Cold seeps are associated with a number of geologic features. Undersea mud volcanoes are conelike structures of mud or clay that erupt with methane gas. Brine pools are deep depressions in the ocean floor that contain extremely salty water—about four times saltier than ordinary seawater—and supply methane to bacteria that are food sources for mussels and other animals that live along the upper margins of the brine pools. Frozen methane hydrate deposits are found buried in many places on the sea floor. The cold temperatures and high pressures cause the methane gas to be trapped with water in an icelike state. In some regions, methane hydrates are exposed on the surface of the sea floor and can support chemosynthetic communities. In other locations, bacteria that live beneath the surface of the ocean floor produce hydrogen sulfide. Other types of microorganisms can then use the hydrogen sulfide released as an energy source.

Chemosynthetic microbes also live on the bones of dead whales and on water-soaked logs or tree trunks that sink to the sea floor. The microorganisms in turn become the basis of a food chain. Scientists think such scattered oases of chemosynthetic communities may allow such organisms to spread between distant regions that have hydrothermal vents or cold seeps.

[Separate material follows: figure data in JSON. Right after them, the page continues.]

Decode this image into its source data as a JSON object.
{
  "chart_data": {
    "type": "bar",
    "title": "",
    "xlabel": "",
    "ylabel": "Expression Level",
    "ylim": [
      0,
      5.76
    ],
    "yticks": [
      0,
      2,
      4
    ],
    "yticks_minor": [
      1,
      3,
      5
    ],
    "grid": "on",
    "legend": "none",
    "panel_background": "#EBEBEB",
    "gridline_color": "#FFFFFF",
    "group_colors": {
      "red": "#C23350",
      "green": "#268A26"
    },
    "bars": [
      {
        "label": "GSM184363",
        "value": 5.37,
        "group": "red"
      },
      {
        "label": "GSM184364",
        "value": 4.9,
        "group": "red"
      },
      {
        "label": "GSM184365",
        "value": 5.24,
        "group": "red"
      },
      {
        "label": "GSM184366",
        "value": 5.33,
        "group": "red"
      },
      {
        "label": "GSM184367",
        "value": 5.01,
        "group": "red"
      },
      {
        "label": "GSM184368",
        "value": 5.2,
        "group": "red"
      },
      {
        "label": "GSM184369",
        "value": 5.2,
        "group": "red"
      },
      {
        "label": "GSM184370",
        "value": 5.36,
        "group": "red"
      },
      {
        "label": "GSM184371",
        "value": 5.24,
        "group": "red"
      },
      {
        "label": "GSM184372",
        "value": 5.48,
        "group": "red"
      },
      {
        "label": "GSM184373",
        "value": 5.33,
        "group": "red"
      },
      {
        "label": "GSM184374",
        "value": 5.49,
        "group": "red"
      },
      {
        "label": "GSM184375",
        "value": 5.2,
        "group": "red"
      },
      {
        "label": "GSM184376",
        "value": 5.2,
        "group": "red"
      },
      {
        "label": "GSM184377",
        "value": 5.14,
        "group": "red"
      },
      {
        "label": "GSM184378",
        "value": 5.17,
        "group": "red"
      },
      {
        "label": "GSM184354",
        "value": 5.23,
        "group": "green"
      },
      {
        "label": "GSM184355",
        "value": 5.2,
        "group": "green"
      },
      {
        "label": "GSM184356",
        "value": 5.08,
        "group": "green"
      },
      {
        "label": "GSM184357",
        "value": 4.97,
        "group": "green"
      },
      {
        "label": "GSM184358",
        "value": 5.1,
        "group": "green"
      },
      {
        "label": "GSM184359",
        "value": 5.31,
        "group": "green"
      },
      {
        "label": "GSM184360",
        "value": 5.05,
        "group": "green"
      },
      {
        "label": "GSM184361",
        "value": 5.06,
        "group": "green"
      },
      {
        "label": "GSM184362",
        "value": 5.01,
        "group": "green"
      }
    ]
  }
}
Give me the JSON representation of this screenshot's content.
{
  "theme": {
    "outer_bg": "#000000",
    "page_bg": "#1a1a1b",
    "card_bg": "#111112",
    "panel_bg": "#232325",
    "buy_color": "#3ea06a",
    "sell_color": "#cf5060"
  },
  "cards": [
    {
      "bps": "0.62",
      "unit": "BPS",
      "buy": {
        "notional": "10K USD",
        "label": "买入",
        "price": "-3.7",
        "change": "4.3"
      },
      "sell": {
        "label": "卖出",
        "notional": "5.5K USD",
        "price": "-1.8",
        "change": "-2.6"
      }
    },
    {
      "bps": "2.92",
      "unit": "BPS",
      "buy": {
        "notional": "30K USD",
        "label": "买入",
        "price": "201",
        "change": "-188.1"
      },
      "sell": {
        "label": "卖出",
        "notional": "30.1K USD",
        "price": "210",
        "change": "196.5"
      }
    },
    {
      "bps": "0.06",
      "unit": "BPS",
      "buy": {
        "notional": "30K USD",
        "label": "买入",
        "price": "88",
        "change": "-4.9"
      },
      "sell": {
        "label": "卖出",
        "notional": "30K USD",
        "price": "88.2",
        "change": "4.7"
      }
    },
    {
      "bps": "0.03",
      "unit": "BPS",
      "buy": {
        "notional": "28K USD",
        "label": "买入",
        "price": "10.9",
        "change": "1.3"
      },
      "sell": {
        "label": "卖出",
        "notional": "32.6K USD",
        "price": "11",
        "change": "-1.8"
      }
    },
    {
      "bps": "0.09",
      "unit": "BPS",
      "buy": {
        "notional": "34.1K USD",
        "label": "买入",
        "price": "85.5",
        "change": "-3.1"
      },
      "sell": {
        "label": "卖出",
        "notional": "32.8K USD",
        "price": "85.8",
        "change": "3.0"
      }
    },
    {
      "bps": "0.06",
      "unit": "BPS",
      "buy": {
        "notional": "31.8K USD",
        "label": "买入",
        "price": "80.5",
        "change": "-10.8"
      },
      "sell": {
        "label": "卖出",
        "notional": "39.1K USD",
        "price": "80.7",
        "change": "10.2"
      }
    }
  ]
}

IV. Underground Chemosynthesis

Chemosynthetic microbes have been found deep in Earth’s crust. In 1995 geologists found bacteria living 1,500 m (5,000 ft) below the surface in Columbia River basalts created by ancient volcanic eruptions. Iron-bearing minerals in the rock reacted with oxygen-poor water to release hydrogen. Chemosynthetic bacteria then used hydrogen and dissolved carbon dioxide to produce methane and other hydrocarbon molecules to use as food (see autotroph). Similar processes involving bacteria may happen in basalt under the sea and in other locations.

Underground microbes that derive energy from hydrogen sulfide are found in caves. The hydrogen sulfide may be produced by other microorganisms feeding on petroleum deposits deep below the caves. The cave organisms create sulfuric acid (H2SO4) in combination with oxygen and water. The sulfuric acid in turn dissolves limestone, hollowing out the chambers of the caves and leaving gypsum formations.

V. Study of Chemosynthesis

Chemosynthetic organisms are of special interest to scientists who study the origin of life and the possibility of life on other bodies in space (see astrobiology). Some chemosynthetic organisms such as archaea can also be extremophiles that exist in extreme heat or chemical conditions similar to those thought to exist on early Earth. Researchers hope to find clues to how life came to exist on Earth or might exist elsewhere in the universe. Within our solar system, the planet Mars and the moons Europa and Titan might have conditions similar to those where chemosynthetic microbes are found on Earth.

Scientists also study chemosynthetic microorganisms to understand chemical processes in living things (see biochemistry). The special chemistry used by chemosynthetic microbes could have application in industry and manufacturing. The microbes themselves or genetically modified versions could also be used to treat pollution from industrial and toxic chemicals.